Substitute `1` for `n ` for the first term.

`A_1 = 10,000(1 + (0.035)/(4))^1`

Do what is in the parentheses first.

`A_1 = 10,000(1 + .00875)^1 = 10,000(1.00875)^1`

Then, consider the doing the exponent part.

`A_1 = 10,000(1.00875)^1 = 10,000(1.00875)`

Do the multiplication.

`A = 10,000(1.00875) = 10,080`

Substitute `2` for `n` for the second term.

`A_2 = 10,000(1 + (0.035)/(4))^2`

Do what is in the parentheses first.

`A_2 = 10,000(1 + .00875)^2 = 10,000(1.00875)^2`

Then, consider the doing the exponent part.

`A_2 = 10,000(1.00875)^2 = 10,000(1.017576563)`

Do the multiplication.

`A_2 = 10,000(1.017576563) = 10,175.77.`

Substitute `3` for `n` for the third term.

`A_3 = 10,000(1 + (0.035)/(4))^3`

Do what is in the parentheses first.

`A_3 = 10,000(1 + .00875)^3 = 10,000(1.00875)^3`

Then, consider the doing the exponent part.

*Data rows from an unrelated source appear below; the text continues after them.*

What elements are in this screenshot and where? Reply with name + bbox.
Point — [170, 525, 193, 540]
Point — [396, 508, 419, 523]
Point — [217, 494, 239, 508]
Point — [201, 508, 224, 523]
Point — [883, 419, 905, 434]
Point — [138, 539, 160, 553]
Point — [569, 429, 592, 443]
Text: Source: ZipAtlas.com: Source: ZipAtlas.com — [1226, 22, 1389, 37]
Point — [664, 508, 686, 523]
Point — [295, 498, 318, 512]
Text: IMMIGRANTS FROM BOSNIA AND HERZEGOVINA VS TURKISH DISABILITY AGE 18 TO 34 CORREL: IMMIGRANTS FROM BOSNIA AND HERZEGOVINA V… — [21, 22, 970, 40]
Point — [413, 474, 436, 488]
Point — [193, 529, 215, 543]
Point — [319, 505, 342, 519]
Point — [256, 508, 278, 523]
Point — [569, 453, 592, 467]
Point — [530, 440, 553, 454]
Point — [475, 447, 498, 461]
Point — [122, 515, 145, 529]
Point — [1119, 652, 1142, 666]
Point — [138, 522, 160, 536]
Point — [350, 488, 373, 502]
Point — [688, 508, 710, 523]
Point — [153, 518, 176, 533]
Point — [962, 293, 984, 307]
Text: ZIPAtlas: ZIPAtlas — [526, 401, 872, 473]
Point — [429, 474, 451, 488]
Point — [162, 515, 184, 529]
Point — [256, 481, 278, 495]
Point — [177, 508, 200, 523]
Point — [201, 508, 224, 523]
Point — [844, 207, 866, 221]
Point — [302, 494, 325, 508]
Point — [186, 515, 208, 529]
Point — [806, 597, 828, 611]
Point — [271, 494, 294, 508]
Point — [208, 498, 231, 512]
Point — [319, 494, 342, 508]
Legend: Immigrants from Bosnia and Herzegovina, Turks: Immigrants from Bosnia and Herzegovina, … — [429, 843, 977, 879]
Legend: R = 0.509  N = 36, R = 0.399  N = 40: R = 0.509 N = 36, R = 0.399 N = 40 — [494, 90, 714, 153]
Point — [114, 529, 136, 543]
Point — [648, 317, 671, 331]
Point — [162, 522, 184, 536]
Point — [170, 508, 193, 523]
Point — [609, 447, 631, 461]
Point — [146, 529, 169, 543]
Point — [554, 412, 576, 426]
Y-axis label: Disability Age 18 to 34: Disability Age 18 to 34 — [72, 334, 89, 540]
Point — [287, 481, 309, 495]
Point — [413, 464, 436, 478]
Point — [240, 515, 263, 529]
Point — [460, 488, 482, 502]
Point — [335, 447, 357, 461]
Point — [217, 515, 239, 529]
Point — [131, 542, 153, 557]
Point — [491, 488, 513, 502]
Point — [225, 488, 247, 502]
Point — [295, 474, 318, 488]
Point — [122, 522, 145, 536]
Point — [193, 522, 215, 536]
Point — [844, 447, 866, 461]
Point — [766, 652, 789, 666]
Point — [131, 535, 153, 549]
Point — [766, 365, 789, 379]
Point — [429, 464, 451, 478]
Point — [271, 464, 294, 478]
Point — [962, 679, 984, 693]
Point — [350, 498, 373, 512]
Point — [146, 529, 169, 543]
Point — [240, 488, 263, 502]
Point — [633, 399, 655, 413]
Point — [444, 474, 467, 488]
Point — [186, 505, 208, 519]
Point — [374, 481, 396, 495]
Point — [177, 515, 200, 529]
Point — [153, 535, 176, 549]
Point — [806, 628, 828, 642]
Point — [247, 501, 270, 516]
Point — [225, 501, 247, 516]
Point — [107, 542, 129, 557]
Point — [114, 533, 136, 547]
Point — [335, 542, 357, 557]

`A_3 = 10,000(1.00875)^3 = 10,000(1.026480357)`

Do the multiplication.

`A = 10,000(1.026480357) = 10,264.80.`

Therefore, the first `3` terms are `$10,080` `, $10,175.77` and `$10,264.80` .

b.) We plug-in `n = 40` .

`A_40 = 10,000(1 + (0.035)/(4))^40`

`= 10,000(1 + .00875)^40 `

`= 10,000(1.00875)^40 `

`= 10,000(1.416908838)`

`A_40 = 14,169.09.`

Therefore, the balance in the account after `10` years is `$14,169.09` .

c.) The balance after` 20` years will not be twice the balance after `10` years,

because the interest rate is just `3.5%` and it is compounded quarterly.

We can try finding the account balance after `20` years, we will plug-in `80` to the` n` ,

since `20 * 4 = 80` , we multiply by` 4` since it is compounded quarterly.

`A_80 = 10,000(1 + (0.035)/(4))^80`

`= 10,000(1 + .00875)^80 `

`= 10,000(1.00875)^80 `

`= 10,000(2.007630655)`

`A_80 = 20076.31`

The account balance after `10` years is `$14,169.09` . If that is doubled it should be,

`28338.18` . However, we only got `$20,076.31` for the account balance after `20` years.